Il est aujourd’hui indispensable de construire une politique de prévention nouvelle et adaptée, pour les salariés nomades comme pour les sédentaires. Comme le rappelle ce rapport, il y a des apprentissages à construire, une culture préventive est possible. « Savoir se déconnecter au domicile est une compétence qui se construit à un niveau individuel (…) mais qui a besoin d’être soutenue au niveau de l’entreprise (ex. chartes, actions de sensibilisation), ainsi que par des contextes collectifs favorables (ex. réciprocité entre les salariés). Le droit à la déconnexion est donc bien une coresponsabilité du salarié et de l’employeur qui implique également un devoir de déconnexion ». Développer ainsi un devoir de déconnexion (et pas seulement un droit, voir „droit à la déconnexion), renforcer le „collectif au sein des entreprises, aménager les espaces du travail digital, etc. : plusieurs pratiques observables dans des entreprises peuvent faire office de recommandations pertinentes.

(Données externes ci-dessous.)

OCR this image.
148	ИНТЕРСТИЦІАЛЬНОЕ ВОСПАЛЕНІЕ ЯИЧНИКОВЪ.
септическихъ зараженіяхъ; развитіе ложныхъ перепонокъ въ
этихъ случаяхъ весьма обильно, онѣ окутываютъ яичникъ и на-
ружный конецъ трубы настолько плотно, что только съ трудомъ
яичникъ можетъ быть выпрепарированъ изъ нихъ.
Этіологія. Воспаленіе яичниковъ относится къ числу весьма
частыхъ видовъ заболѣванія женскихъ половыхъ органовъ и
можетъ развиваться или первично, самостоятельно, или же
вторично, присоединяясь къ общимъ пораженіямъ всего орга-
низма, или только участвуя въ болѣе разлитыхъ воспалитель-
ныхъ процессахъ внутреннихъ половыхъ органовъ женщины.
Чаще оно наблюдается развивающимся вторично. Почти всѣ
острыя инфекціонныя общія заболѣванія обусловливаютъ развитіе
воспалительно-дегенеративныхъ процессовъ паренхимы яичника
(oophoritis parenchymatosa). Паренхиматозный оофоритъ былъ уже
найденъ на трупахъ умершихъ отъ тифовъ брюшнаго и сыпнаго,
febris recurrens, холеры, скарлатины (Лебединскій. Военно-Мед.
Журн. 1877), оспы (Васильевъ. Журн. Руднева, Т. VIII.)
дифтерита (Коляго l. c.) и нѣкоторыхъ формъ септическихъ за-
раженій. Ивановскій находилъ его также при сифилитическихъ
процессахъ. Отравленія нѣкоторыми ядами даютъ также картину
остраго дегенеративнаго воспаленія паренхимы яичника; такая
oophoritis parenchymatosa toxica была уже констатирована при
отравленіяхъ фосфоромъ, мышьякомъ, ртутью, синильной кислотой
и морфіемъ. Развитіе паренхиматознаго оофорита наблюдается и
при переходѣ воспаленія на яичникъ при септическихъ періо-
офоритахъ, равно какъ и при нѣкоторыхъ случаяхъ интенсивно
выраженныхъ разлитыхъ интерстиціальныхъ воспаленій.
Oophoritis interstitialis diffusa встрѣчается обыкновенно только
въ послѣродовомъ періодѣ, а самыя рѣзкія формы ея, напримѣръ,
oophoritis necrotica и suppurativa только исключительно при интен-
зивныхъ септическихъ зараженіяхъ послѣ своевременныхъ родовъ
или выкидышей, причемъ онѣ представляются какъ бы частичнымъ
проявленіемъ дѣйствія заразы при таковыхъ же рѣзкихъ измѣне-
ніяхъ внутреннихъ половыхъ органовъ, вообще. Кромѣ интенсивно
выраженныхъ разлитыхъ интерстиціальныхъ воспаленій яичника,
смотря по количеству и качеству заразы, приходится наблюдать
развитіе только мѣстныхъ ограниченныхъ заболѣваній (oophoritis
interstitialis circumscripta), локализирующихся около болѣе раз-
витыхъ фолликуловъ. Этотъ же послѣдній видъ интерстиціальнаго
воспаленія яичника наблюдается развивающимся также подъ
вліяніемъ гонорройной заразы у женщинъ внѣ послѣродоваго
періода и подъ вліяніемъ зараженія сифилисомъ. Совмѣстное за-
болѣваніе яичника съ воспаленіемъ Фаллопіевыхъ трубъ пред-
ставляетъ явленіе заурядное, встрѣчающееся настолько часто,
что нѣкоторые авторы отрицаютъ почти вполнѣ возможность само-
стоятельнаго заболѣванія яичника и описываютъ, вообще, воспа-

De même, s’il est plus difficile de mesurer la charge psychique ou cognitive que la charge physique du travail, il existe néanmoins des méthodes utilisées permettant un diagnostic précis. Comment le travailleur régule-t-il son travail ? Est-il en situation de débordement ? Comme nous le disons dans notre entrée sur le „♦management, ce n’est pas en soi les outils numériques qui sont facteurs de stress, de surcharge de travail ou de déséquilibre vie privée-vie professionnelle : c’est la façon dont ils sont managés.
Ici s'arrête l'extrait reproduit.